Vielleicht wäre es sinnvoll gewesen, wenn die Herausgeber noch deutlicher gemacht hätten, dass es zu einigen der im Band präsentierten »Falllösungen« durchaus noch andere, ebenfalls gut begründete Bewertungen geben kann. Interessant wäre es auch gewesen, widerstreitende Lösungen nebeneinander zu stellen (was freilich nur in einigen Fällen ginge, denn manches ist schlicht unstrittig).
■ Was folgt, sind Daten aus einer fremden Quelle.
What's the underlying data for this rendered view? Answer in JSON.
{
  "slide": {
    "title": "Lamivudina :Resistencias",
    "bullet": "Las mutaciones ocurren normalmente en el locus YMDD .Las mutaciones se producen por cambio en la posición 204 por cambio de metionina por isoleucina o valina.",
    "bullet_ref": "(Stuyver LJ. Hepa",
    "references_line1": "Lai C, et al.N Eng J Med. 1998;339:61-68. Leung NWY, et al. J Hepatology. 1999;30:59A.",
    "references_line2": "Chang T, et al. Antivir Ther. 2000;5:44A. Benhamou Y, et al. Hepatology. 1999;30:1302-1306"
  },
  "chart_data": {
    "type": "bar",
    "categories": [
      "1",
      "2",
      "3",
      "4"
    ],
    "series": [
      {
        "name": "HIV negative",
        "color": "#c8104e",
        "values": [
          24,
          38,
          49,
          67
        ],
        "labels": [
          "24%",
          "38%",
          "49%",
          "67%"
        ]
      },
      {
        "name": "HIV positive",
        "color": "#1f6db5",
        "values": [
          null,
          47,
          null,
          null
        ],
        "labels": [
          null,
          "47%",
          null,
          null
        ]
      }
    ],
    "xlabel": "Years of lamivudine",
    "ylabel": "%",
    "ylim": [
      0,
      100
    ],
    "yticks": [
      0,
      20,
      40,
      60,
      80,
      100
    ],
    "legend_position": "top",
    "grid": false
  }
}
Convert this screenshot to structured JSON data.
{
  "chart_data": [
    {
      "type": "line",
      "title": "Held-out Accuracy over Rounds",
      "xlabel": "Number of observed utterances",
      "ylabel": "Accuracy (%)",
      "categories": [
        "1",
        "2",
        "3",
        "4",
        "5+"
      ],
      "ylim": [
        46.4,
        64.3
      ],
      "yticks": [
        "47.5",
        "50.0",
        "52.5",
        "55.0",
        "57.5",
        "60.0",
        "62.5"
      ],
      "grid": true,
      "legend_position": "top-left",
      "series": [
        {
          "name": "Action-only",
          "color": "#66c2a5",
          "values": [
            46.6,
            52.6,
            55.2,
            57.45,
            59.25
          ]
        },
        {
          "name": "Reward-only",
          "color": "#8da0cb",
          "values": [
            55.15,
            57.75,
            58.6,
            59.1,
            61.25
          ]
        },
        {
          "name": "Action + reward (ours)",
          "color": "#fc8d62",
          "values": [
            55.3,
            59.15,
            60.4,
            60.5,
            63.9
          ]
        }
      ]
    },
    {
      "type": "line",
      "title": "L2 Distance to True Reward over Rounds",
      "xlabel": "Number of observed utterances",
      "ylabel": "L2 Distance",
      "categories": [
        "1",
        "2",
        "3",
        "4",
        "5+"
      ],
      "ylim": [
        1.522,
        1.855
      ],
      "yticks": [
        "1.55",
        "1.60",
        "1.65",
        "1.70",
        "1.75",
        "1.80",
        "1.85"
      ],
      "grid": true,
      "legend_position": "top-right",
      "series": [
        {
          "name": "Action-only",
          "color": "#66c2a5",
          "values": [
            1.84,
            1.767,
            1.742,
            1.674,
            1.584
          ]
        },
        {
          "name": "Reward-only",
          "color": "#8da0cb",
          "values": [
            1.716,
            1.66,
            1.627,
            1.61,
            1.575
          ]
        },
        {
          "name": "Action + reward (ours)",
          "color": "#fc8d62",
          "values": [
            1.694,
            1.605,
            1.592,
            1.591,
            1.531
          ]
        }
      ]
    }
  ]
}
Davon abgesehen handelt es sich um ein lesenswertes Buch, das auch der Praxis und Erforschung des Journalismus wertvolle Anregungen geben kann.
Über den Rezensenten
Tanjev Schultz ist Professor für Grundlagen und Strategien des Journalismus an der Johannes Gutenberg-Universität Mainz und Mitherausgeber der Journalistik.
Buchinformationen
Frank Bräutigam (2023): Recht richtig formulieren. Ein Handbuch mit Beispielen aus der journalistischen Praxis. Wiesbaden: Springer VS, 178 Seiten, 37,99 Euro.
Tobias Gostomzyk, Uwe Jürgens (Hrsg.) (2023): Böhmermann, Künast, Rezo. Medien- und Internetrecht in 20 Fällen. Frankfurt/M.: Fachmedien Recht und Wirtschaft, 552 Seiten, 39,- Euro.